Although most studies on the degradation of pollutants by zero-valent metal nanoparticles in water and wastewater treatment have focused on iron, zinc has also been considered as an alternative. Zinc has a more negative standard reduction potential than iron and is a stronger reducing agent. Therefore, Zn nanoparticles may degrade pollutants faster than nZVI.

TiO2 Nanoparticles

The electrochemical photolysis of water on TiO2 semiconductor electrodes in 1972

Since then, photocatalytic degradation, as an emerging and promising technology, has attracted widespread attention. In recent years, photocatalytic degradation technology has been successfully applied to the degradation of pollutants in water and wastewater.

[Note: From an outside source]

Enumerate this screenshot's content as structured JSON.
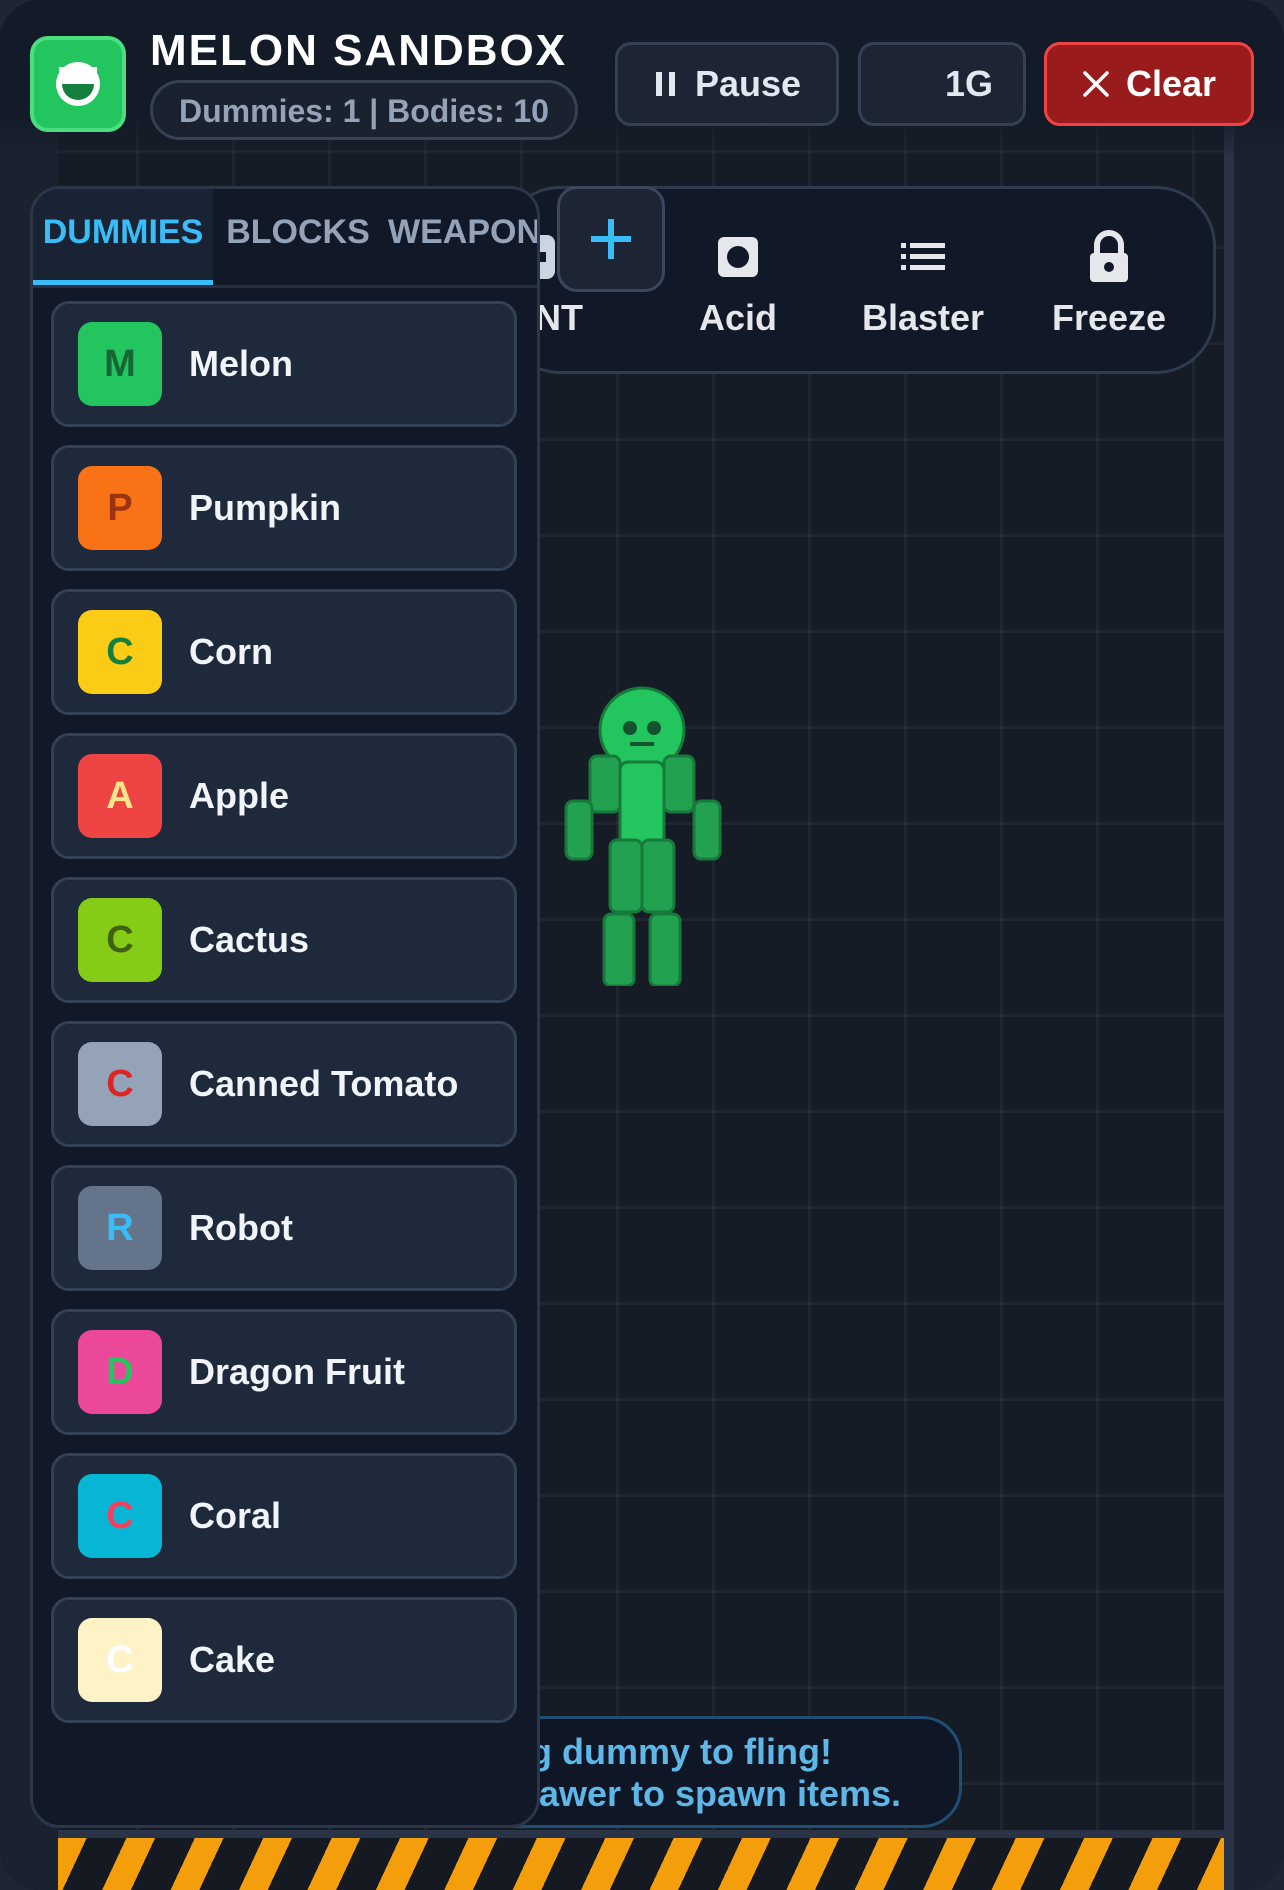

In the presence of light and catalysts, pollutants can be gradually oxidized into low-molecular-weight intermediate products, and finally converted into CO2, H2O, and anions such as NO3-, PO43-, and Cl-. The photocatalytic properties of TiO2 nanoparticles are capable of killing a variety of microorganisms, such as Gram-negative and Gram-positive bacteria, as well as fungi, algae, protozoa, and viruses.

Zinc Oxide Nanoparticles

In the field of photocatalysis, in addition to TiO2 nanoparticles, ZnO nanoparticles have become the most popular materials for water and Another effective candidate for wastewater treatment. In addition, zinc oxide nanoparticles are environmentally friendly because they are biocompatible, which makes them suitable for water and wastewater treatment.

Iron Oxide Nanoparticles

In recent years, there has been increasing interest in iron oxide nanoparticles for the removal of heavy metals due to their simplicity and availability. Magnetic magnetite (Fe3O4), magnetic magnetite (γ-Fe2O4), and non-magnetic hematite (α-Fe2O3) are often used as nanosorbents. For example, Fe3O4 nanoparticles are usually embedded in a layer of inorganic, organic, or inorganic-organic compounds to form a core-shell structure, which not only avoids the aggregation of nanoparticles but also improves the adsorption of composite particles by increasing the adsorption functional groups on the surface. performance.

Carbon Nanomaterials

Carbon nanomaterials (CNM) for water and wastewater treatment are a strong ability to adsorb various pollutants, fast kinetics, large specific surface area, and selectivity to aromatics. CNMs come in several forms, such as carbon nanotubes (CNTs), carbon beads, carbon fibers, and nanoporous carbons. Among them, CNTs are the most concerned and fastest-growing materials in recent years.